A new generative model croons like Elvis and raps like Eminem. It might even make you think you’re listening to a lost demo by the Beatles.
What’s new: OpenAI released Jukebox, a deep learning system that has generated thousands of songs in styles from country to metal and soul. It even mimics the voices of greats like Frank Sinatra.
How it works: Jukebox generates music by drawing from a database of 1.2 million songs. Where some other AI-powered systems use symbolic generators to create tunes, Jukebox uses audio recordings, which capture more of music’s subtleties.
- In working with raw audio, the biggest bottleneck is its sheer size and complexity, the authors write. They used vector quantized variational autoencoders, or VQ-VAEs, to compress the training set to a lower-dimensional space. Then they trained the model to generate audio in this compressed space. Transformers create successively higher-resolution versions of a new song. Finally, a decoder turns that output into audio.
- The researchers paired each song with metadata including its artist, lyrics, and genre. That helps guide the model as it generates made-to-order music in any designated style.
- The model made cohesive music, but it struggled to produce coherent lyrics. To overcome this, researchers added existing lyrics into the conditioning information. It also had a hard time associating chunks of words with musically appropriate passages, so the researchers used open source tools to manually align words with the music windows in which they appear.
- The model requires upward of nine hours of processing to render one minute of audio.
Results: OpenAI released over 7,000 songs composed by Jukebox. Many have poor audio quality and garbled lyrics, but there are more than a few gems. Have a listen — our favorites include the Sinatra-esque “Hot Tub Christmas,” with lyrics co-written by OpenAI engineers and a natural language model, and a country-fied ode to deep learning.

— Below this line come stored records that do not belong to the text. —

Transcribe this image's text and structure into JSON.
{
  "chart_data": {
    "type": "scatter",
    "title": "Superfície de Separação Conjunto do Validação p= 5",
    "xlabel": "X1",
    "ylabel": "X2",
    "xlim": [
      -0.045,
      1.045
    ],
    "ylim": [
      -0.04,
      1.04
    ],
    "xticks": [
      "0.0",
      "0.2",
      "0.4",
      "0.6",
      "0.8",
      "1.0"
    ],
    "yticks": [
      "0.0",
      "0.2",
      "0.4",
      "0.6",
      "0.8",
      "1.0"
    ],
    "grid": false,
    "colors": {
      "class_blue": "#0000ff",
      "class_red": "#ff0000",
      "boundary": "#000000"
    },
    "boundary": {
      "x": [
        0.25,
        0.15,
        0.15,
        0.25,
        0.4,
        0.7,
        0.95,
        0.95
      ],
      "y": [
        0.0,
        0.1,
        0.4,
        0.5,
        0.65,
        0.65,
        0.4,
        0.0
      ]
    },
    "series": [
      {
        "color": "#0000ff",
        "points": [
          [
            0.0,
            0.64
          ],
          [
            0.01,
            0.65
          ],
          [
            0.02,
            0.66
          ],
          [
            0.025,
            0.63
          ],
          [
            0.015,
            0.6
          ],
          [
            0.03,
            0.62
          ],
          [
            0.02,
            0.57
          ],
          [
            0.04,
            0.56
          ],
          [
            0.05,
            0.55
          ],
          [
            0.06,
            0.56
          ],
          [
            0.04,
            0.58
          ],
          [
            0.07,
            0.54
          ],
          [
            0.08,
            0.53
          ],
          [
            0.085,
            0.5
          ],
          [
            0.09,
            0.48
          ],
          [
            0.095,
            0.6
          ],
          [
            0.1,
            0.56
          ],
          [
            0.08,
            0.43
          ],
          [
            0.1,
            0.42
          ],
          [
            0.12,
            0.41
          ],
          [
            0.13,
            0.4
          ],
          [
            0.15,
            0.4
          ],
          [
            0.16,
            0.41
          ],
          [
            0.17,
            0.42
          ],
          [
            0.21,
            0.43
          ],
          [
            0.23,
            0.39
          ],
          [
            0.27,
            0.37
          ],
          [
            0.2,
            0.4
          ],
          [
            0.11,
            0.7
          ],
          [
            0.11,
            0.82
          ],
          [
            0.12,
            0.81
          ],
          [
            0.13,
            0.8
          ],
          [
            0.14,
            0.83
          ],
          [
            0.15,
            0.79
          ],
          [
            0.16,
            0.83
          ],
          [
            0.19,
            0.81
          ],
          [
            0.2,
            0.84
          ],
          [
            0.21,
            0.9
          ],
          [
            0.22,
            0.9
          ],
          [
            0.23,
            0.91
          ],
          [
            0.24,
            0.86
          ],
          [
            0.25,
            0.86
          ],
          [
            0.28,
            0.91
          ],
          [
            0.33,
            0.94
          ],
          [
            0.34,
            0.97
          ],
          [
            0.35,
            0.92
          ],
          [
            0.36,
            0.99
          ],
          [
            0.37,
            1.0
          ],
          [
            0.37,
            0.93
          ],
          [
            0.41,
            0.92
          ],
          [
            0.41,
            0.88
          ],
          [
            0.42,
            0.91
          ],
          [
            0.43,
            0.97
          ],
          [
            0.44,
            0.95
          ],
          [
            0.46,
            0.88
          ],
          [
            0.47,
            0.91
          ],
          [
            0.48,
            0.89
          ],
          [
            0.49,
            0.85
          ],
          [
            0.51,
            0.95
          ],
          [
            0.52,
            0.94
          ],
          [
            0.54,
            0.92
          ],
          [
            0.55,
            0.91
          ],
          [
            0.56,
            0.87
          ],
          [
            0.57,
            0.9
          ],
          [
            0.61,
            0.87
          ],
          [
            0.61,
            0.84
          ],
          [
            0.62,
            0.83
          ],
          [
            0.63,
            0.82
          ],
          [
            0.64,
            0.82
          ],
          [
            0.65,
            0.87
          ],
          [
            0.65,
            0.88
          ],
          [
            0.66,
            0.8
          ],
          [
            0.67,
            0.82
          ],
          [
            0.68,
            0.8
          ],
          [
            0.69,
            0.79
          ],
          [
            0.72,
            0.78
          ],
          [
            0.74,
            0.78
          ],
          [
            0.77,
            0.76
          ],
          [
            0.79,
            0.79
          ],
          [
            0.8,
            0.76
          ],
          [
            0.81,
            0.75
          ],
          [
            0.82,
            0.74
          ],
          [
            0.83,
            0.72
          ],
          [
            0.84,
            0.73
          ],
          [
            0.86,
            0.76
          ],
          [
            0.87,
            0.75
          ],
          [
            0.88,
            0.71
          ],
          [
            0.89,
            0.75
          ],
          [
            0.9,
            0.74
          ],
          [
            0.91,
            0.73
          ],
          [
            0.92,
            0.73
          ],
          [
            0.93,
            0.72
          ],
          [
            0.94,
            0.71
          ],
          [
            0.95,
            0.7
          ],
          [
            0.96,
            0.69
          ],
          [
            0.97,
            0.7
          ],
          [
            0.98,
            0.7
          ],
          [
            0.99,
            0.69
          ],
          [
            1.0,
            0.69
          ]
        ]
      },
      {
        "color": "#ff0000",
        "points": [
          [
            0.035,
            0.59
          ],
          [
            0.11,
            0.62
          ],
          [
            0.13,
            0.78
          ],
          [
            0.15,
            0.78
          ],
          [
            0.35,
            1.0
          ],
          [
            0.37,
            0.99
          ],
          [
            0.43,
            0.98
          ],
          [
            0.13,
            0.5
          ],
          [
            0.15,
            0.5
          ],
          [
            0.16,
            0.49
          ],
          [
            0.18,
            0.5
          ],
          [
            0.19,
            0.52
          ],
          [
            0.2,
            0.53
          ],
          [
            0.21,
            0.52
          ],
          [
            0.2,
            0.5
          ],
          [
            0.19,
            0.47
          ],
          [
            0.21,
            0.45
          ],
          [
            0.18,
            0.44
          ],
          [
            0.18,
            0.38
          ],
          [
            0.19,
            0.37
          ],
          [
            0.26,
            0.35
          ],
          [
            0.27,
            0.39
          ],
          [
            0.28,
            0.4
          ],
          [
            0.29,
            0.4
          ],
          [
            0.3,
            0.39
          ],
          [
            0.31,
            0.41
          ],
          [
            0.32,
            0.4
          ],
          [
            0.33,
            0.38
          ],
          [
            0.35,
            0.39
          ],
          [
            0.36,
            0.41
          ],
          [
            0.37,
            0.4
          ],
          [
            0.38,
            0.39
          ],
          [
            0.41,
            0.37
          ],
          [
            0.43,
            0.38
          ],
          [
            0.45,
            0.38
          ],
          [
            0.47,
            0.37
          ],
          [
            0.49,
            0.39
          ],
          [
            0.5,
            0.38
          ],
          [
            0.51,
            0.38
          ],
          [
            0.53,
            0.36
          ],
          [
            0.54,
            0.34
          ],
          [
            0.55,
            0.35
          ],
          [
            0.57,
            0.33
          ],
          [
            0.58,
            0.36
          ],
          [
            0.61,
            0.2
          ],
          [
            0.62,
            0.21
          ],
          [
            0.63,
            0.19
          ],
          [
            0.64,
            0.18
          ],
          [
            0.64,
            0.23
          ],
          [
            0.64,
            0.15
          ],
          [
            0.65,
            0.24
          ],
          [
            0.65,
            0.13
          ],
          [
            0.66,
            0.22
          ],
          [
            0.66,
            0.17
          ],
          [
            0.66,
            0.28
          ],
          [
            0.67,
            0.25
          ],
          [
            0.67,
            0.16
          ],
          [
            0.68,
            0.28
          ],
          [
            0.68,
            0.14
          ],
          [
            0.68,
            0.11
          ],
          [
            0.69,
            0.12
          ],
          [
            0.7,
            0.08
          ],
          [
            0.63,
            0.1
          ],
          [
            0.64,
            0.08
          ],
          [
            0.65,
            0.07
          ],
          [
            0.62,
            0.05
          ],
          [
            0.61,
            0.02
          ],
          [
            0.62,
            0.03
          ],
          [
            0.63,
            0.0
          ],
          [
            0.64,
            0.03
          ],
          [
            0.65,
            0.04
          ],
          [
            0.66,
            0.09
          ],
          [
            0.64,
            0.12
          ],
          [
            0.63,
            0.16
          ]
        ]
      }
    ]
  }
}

Behind the news: AI engineers have been synthesizing music for some time, but lately the results have been sounding a lot more like human compositions and performances.
- In 2016, Sony’s Flow Machine, trained on 13,000 pieces of sheet music, composed a pop song reminiscent of Revolver-era Beatles.
- The production company AIVA sells AI-generated background music for video games, patriotic infomercials, and tech company keynotes.
- Last April, OpenAI released MuseNet, a music generator that predicts a sequence of notes in response to a cue.
Why it matters: Jukebox’s ability to match lyrics and voices to the music it generates can be uncanny. It could herald a new way for human musicians to produce new work. As a percentage of all music consumed, computer generated music is poised to grow.
We’re thinking: Human artists already produce a huge volume of music — more than any one person can listen to. But we’re particularly excited about the opportunity for customization. What if you could have robo-Beyonce sing a customized tune for your home movie, or robo-Elton John sing you a song celebrating your birthday?